Exponential Search Algorithm


Exponential search algorithm (also called doubling search, galloping search, Struzik search) is a search algorithm, created by Jon Bentley and Andrew Chi-Chih Yao in 1976, for searching sorted, unbounded/infinite lists.

Algorithm

Exponential search involves two basic steps:

  • Find range where element is present
  • Execute Binary Search algorithm in above found range.
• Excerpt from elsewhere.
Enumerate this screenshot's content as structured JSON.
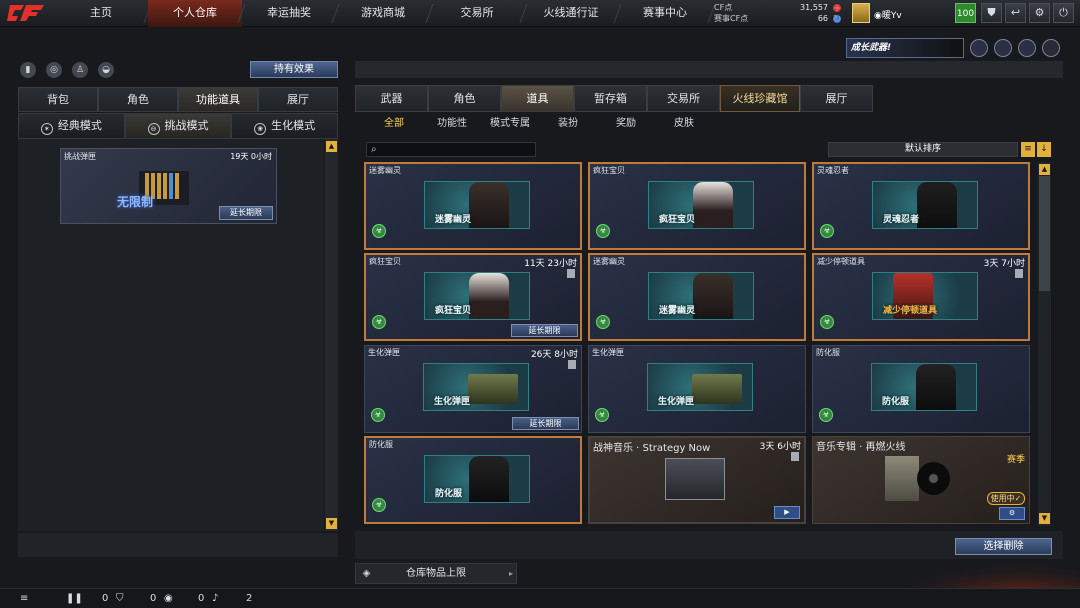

** How to find the range where element may be present? **

The idea is to start with sub-list of size 1. Ccompare the last element of the list with the target element, then try size 2, then 4 and so on until last element of the list is not greater.
Once we find a location loc (after repeated doubling of list size), we know that the element must be present between loc/2 and loc.

Complexity

  • Worst case time complexity: O(log i) where i is the index of the element being searched.
  • Average case time complexity: O(log i)
  • Best case time complexity: O(1)
  • Space complexity: O(1)

Implementations

Implementation of exponential search algorithm in 9 languages that includes C, C++, Java, Go, JavaScript, PHP, Python, Rust and Swift.

  • C
  • C++

C


#include <stdio.h>
int 
min(int a, int b)
{
    return (a < b ? a : b);
}
int 
binarySearch(int arr[], int l, int r, int x)
{
    if (r >= l) {
        int mid = l + (r - l) / 2; 
        if (arr[mid] == x)
            return (mid); 
        if (arr[mid] > x)
            return (binarySearch(arr, l, mid - 1, x));
         return (binarySearch(arr, mid + 1, r, x));
    }
    return (-1);
}
int 
exponentialSearch(int arr[], int n, int x)
{
    if (arr[0] == x)
        return (0);
    int i = 1;
    while (i < n && arr[i] <= x)
        i = i*2;
    return (binarySearch(arr, i / 2, min(i, n), x));
}
int 
main()
{
   int n;
   printf("Enter size of Array \n");
   scanf("%d", &n);
   int arr[n], i;
   printf("Enter %d integers in ascending order \n", n);
   for(i = 0; i < n; i++)
        scanf("%d", &arr[i]);
   int x;
   printf("Enter integer to be searched \n");
   scanf("%d", &x);
   int result = exponentialSearch(arr, n, x);
   if (result == -1)
        printf("%d is not present in array \n", x);
   else
        printf("%d is present at index %d \n", x, result);
   return (0);
}
  

C++


// C++ program to find an element x in a
// sorted array using Exponential search.
#include <cstdio>
#define min(a, b) ((a) < (b) ? (a) : (b))
using namespace std; 
int binarySearch(int arr[], int, int, int);
// Returns position of first ocurrence of
// x in array
int exponentialSearch(int arr[], int n, int x)
{
    // If x is present at firt location itself
    if (arr[0] == x)
        return 0;
    // Find range for binary search by
    // repeated doubling
    int i = 1;
    while (i < n && arr[i] <= x)
        i = i*2;
    //  Call binary search for the found range.
    return binarySearch(arr, i/2, min(i, n), x);
}
// A recursive binary search function. It returns
// location of x in  given array arr[l..r] is
// present, otherwise -1
int binarySearch(int arr[], int l, int r, int x)
{
    if (r >= l)
    {
        int mid = l + (r - l)/2;
        // If the element is present at the middle
        // itself
        if (arr[mid] == x)
            return mid;
        // If element is smaller than mid, then it
        // can only be present n left subarray
        if (arr[mid] > x)
            return binarySearch(arr, l, mid-1, x);
        // Else the element can only be present
        // in right subarray
        return binarySearch(arr, mid+1, r, x);
    }
    // We reach here when element is not present
    // in array
    return -1;
}
// Driver code
int main(void)
{
   int arr[] = {2, 3, 4, 10, 40};
   int n = sizeof(arr)/ sizeof(arr[0]);
   int x = 10;
   int result = exponentialSearch(arr, n, x);
   (result == -1)? printf("Element is not present in array")
                 : printf("Element is present at index %d",
                                                    result);
   return 0;
}
  

Applications


  • Exponential Binary Search is useful for unbounded searches where size of array is infinite.
  • It works better than Binary Search for bounded arrays when the element to be searched is closer to the beginning of the array.